Value and adverse press comment regarding the UK Insolvency Industry

14 DEC 2009

The Times has published an interesting piece entitled "Advisers rake in £3bn from Lehman Brothers, Woolworths and other failed firms." The article makes interesting reading. Perhaps of more relevance though are the reader comments. At least one Insolvency Practitioner (IP) seems to have entered the fray. The Financial Times has also reported on a similar issue but with particular emphasis on Begbies Traynor.
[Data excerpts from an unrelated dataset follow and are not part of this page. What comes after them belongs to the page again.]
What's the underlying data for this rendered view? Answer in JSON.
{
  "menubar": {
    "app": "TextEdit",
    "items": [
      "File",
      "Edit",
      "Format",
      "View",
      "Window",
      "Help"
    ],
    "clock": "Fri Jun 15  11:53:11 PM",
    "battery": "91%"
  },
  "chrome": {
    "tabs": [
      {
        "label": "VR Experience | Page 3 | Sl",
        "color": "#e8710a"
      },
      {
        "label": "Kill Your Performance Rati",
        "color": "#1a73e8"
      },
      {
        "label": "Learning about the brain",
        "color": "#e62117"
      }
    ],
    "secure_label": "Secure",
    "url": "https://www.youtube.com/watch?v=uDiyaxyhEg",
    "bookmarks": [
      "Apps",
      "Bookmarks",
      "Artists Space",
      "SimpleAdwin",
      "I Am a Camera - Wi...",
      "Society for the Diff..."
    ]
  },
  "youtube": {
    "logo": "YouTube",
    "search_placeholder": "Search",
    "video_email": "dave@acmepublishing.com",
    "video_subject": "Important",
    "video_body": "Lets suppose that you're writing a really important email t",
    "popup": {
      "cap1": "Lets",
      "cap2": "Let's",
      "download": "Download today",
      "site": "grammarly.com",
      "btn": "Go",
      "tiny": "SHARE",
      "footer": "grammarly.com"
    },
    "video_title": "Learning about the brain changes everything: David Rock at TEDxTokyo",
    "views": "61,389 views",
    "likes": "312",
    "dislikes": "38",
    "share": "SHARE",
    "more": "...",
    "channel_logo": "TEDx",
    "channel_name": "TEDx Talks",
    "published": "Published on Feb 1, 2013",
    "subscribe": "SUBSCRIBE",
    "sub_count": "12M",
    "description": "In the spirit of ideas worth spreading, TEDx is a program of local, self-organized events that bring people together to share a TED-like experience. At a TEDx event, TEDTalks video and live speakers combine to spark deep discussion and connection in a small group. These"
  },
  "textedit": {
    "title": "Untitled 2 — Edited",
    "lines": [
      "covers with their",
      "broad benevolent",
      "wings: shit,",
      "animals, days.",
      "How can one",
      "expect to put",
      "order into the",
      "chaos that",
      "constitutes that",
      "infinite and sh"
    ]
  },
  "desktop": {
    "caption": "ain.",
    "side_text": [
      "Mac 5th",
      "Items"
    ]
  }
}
One counter argument to these accusations of profiteering, and allegations of fat cat behaviour, could be to focus on the value that the insolvency industry brings to the UK economy in rescuing viable businesses. In terms of the value of the insolvency industry it is important to consider evidence. The Association of Business Recovery Professionals (R3) commissioned some independent research by the Centre for Economics and Business Research Ltd (not to be confused with Cambridge University's Centre for Business Research) in 2008 into the insolvency industry. The R3 research noted that the UK insolvency industry:

"employs 12,700 people directly, including 1,744 licensed insolvency practitioners, in 714 firms

  • makes a direct contribution to national GDP of £780 million annually — plus an extra £230 million indirect contribution through employees’ spending and purchases from suppliers
  • provides assistance to businesses with a combined turnover of £132 billion each year
  • helps to save 910,000 jobs annually in businesses that are suffering from solvency problems
  • is ranked ninth out of 127 countries for speed with which it deals with troubled businesses and tenth out of 175 countries for the amount it recovers for creditors
  • plays a vital role in maintaining a business environment in which creditors are willing to lend, entrepreneurship is encouraged and the economy can flourish.

Our research demonstrates that jurisdictions, like the United Kingdom, that treat creditors appropriately in times of business difficulties are the most likely to be prosperous in the longer-term."